Appraisers are sometimes met with surprise when they deliver business valuation reports to clients. An attorney or business owner may have hired the expert to determine the fair market value of a business interest for, say, divorce or gift and estate tax purposes — and the client wonders, “Is this all I would receive if I were to sell the business?”

This is a natural concern, because the owner’s business is likely his or her most valuable personal asset. To alleviate panic, disbelief and frustration, it’s important to understand the differences between fair market value and investment value. These two standards of value are not synonymous.

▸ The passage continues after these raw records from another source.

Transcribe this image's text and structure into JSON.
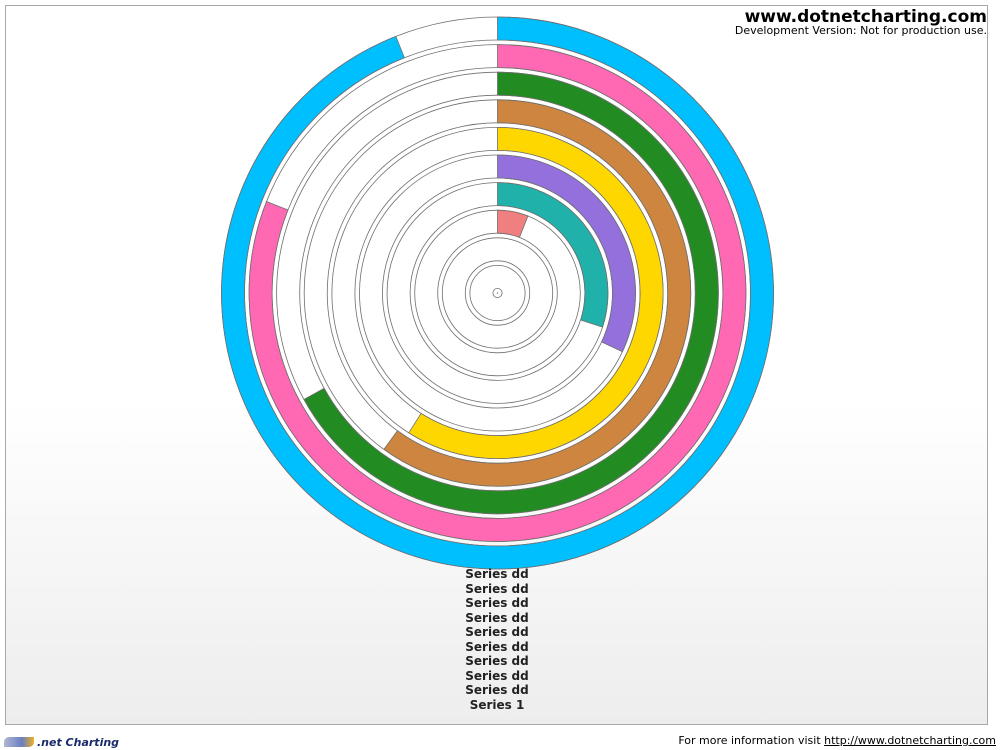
{
  "watermark": {
    "title": "www.dotnetcharting.com",
    "subtitle": "Development Version: Not for production use."
  },
  "footer": {
    "logo_text": ".net Charting",
    "info_text": "For more information visit",
    "link_text": "http://www.dotnetcharting.com"
  },
  "chart_data": {
    "type": "radial-bar",
    "max_value": 100,
    "start_angle": "top (12 o'clock), clockwise",
    "rings": [
      {
        "ring": 1,
        "value": 0,
        "color": ""
      },
      {
        "ring": 2,
        "value": 0,
        "color": ""
      },
      {
        "ring": 3,
        "value": 6,
        "color": "#f08080"
      },
      {
        "ring": 4,
        "value": 30,
        "color": "#20b2aa"
      },
      {
        "ring": 5,
        "value": 32,
        "color": "#9370db"
      },
      {
        "ring": 6,
        "value": 59,
        "color": "#ffd700"
      },
      {
        "ring": 7,
        "value": 60,
        "color": "#cd853f"
      },
      {
        "ring": 8,
        "value": 67,
        "color": "#228b22"
      },
      {
        "ring": 9,
        "value": 81,
        "color": "#ff69b4"
      },
      {
        "ring": 10,
        "value": 94,
        "color": "#00bfff"
      }
    ],
    "legend": [
      "Series dd",
      "Series dd",
      "Series dd",
      "Series dd",
      "Series dd",
      "Series dd",
      "Series dd",
      "Series dd",
      "Series dd",
      "Series 1"
    ]
  }
}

Fair Market Value vs. Investment Value

Fair market value is the hypothetical price, expressed in terms of cash equivalents, at which a property would change hands between willing and able buyers and sellers acting at arm’s length in an open and unrestricted market. Neither would be compelled to act and both would have reasonable knowledge of the relevant facts. It’s essentially the price the universe of hypothetical buyers and sellers would agree on for the business. This standard of value is relevant for various tax purposes and for many litigation scenarios. It’s also a useful starting point when selling a business — but it may be less than you’d receive in a well thought-out sale of your business.

In the real world, value is in the eye of the beholder. Some investors have different perceptions of risk or may operate complementary businesses that provide cost-saving or revenue-enhancing synergies. When selling your business, you want to find a strategic investor who’s willing to pay a premium above fair market value, such as a competitor or joint venture partner. In other words, the appropriate standard of value in a merger or acquisition is investment (or strategic) value. This is the value to a particular investor. It can be more or less than fair market value — but when it comes to selling the business, most owners will hold out for a buyer willing to pay a premium price.

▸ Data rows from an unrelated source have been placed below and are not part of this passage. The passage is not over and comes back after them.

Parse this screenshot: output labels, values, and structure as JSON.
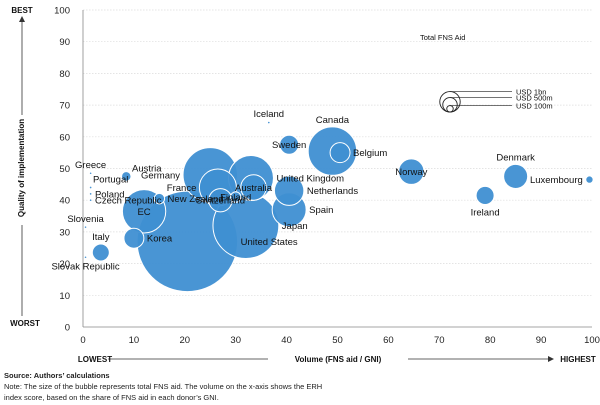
{
  "chart_data": {
    "type": "scatter",
    "variant": "bubble",
    "xlabel": "Volume (FNS aid / GNI)",
    "ylabel": "Quality of implementation",
    "xlim": [
      0,
      100
    ],
    "ylim": [
      0,
      100
    ],
    "xticks": [
      0,
      10,
      20,
      30,
      40,
      50,
      60,
      70,
      80,
      90,
      100
    ],
    "yticks": [
      0,
      10,
      20,
      30,
      40,
      50,
      60,
      70,
      80,
      90,
      100
    ],
    "x_low_label": "LOWEST",
    "x_high_label": "HIGHEST",
    "y_high_label": "BEST",
    "y_low_label": "WORST",
    "bubble_color": "#3f8fd2",
    "points": [
      {
        "name": "United States",
        "x": 20.5,
        "y": 27,
        "aid_usd_m": 2800,
        "label_pos": "right"
      },
      {
        "name": "Japan",
        "x": 32,
        "y": 32,
        "aid_usd_m": 1200,
        "label_pos": "right"
      },
      {
        "name": "Germany",
        "x": 25,
        "y": 48,
        "aid_usd_m": 820,
        "label_pos": "left"
      },
      {
        "name": "France",
        "x": 26.5,
        "y": 44,
        "aid_usd_m": 380,
        "label_pos": "left"
      },
      {
        "name": "United Kingdom",
        "x": 33,
        "y": 47,
        "aid_usd_m": 560,
        "label_pos": "right"
      },
      {
        "name": "Australia",
        "x": 33.5,
        "y": 44,
        "aid_usd_m": 180,
        "label_pos": "center"
      },
      {
        "name": "Finland",
        "x": 30,
        "y": 41,
        "aid_usd_m": 30,
        "label_pos": "center"
      },
      {
        "name": "Switzerland",
        "x": 27,
        "y": 40,
        "aid_usd_m": 150,
        "label_pos": "center"
      },
      {
        "name": "Netherlands",
        "x": 40.5,
        "y": 43,
        "aid_usd_m": 240,
        "label_pos": "right"
      },
      {
        "name": "Spain",
        "x": 40.5,
        "y": 37,
        "aid_usd_m": 320,
        "label_pos": "right"
      },
      {
        "name": "Sweden",
        "x": 40.5,
        "y": 57.5,
        "aid_usd_m": 100,
        "label_pos": "center"
      },
      {
        "name": "Iceland",
        "x": 36.5,
        "y": 64.5,
        "aid_usd_m": 2,
        "label_pos": "above"
      },
      {
        "name": "Canada",
        "x": 49,
        "y": 55.5,
        "aid_usd_m": 650,
        "label_pos": "above"
      },
      {
        "name": "Belgium",
        "x": 50.5,
        "y": 55,
        "aid_usd_m": 110,
        "label_pos": "right"
      },
      {
        "name": "Norway",
        "x": 64.5,
        "y": 49,
        "aid_usd_m": 180,
        "label_pos": "center"
      },
      {
        "name": "Denmark",
        "x": 85,
        "y": 47.5,
        "aid_usd_m": 160,
        "label_pos": "above"
      },
      {
        "name": "Ireland",
        "x": 79,
        "y": 41.5,
        "aid_usd_m": 90,
        "label_pos": "below"
      },
      {
        "name": "Luxembourg",
        "x": 99.5,
        "y": 46.5,
        "aid_usd_m": 15,
        "label_pos": "left"
      },
      {
        "name": "EC",
        "x": 12,
        "y": 36.5,
        "aid_usd_m": 520,
        "label_pos": "center"
      },
      {
        "name": "New Zealand",
        "x": 15,
        "y": 40.5,
        "aid_usd_m": 30,
        "label_pos": "right"
      },
      {
        "name": "Korea",
        "x": 10,
        "y": 28,
        "aid_usd_m": 110,
        "label_pos": "right"
      },
      {
        "name": "Italy",
        "x": 3.5,
        "y": 23.5,
        "aid_usd_m": 80,
        "label_pos": "above"
      },
      {
        "name": "Austria",
        "x": 8.5,
        "y": 47.5,
        "aid_usd_m": 25,
        "label_pos": "right-above"
      },
      {
        "name": "Greece",
        "x": 1.5,
        "y": 48.5,
        "aid_usd_m": 1,
        "label_pos": "above"
      },
      {
        "name": "Portugal",
        "x": 1.5,
        "y": 44,
        "aid_usd_m": 2,
        "label_pos": "right-above"
      },
      {
        "name": "Poland",
        "x": 1.5,
        "y": 42,
        "aid_usd_m": 2,
        "label_pos": "right"
      },
      {
        "name": "Czech Republic",
        "x": 1.5,
        "y": 40,
        "aid_usd_m": 2,
        "label_pos": "right"
      },
      {
        "name": "Slovenia",
        "x": 0.5,
        "y": 31.5,
        "aid_usd_m": 1,
        "label_pos": "above"
      },
      {
        "name": "Slovak Republic",
        "x": 0.5,
        "y": 22,
        "aid_usd_m": 1,
        "label_pos": "below"
      }
    ],
    "legend": {
      "title": "Total FNS Aid",
      "placement": "top-right",
      "items": [
        {
          "label": "USD 1bn",
          "aid_usd_m": 1000
        },
        {
          "label": "USD 500m",
          "aid_usd_m": 500
        },
        {
          "label": "USD 100m",
          "aid_usd_m": 100
        }
      ]
    }
  },
  "notes": {
    "source": "Source: Authors’ calculations",
    "note_line1": "Note: The size of the bubble represents total FNS aid. The volume on the x-axis shows the ERH",
    "note_line2": "index score, based on the share of FNS aid in each donor’s GNI."
  }
}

Nontransferable, Owner-Specific Elements of Value

A business may have more value in the hands of certain types of owners. This is especially true of professional practices that require the owner-operator to obtain specialized training or licensing. These businesses possess what is known as “personal (or professional) goodwill,” as opposed to “enterprise (or business) goodwill.” The Indiana Supreme Court succinctly defines personal goodwill as the value “associated with the individual practitioner. This type of goodwill is based on revenues being generated because of the practitioner’s skills, knowledge, and reputation” (Yoon v. Yoon, 1997).

It extends beyond professional practices and can exist in any commercial enterprise. In that context, personal goodwill includes not only skills, knowledge, and reputation, but contacts and relationships among other things. Business owners will often look at these relationships and specials skills without realizing that they may not be able to transfer some of them to a new owner.

Obviously, the business is worth less to the extent that these nontransferable skills generate income that’s also nontransferable to a buyer. Fair market value would not include these nontransferable personal goodwill items.

Business owners often also fail to realize that as the owner they are entitled to a job, and that translates to a value proposition for them. While there are individuals in the universe of hypothetical buyers who also might be buying a job, they are not all of the buyers out there, and often have fewer resources with which to buy a business. As such, the asset of having a job, which provides income as well as elements of control, is not likely to be as valuable an asset in the market place as to the owner of the business.

Valuators Bring Objectivity

Another possible reason some owners are surprised by an appraiser’s conclusion is that they lack one of the key requirements for buyers and sellers under the fair market value standard — “reasonable knowledge of the relevant facts.” Value, in the eyes of an entrepreneur who’s nurtured the business for years, may be skewed by pride, joy and other emotions. Valuators can provide objective market evidence that can serve as a sanity check for unrealistic owners.

Using Both Standards to Improve Decision-Making

Both fair market value and investment value are important metrics when selling (or buying) a business. If you’re currently having the business appraised for estate tax planning, litigation or other purposes, it’s often cost-effective to measure both standards of value simultaneously. Every business owner is curious about the value of his or her investment, regardless of whether or not a sale is imminent.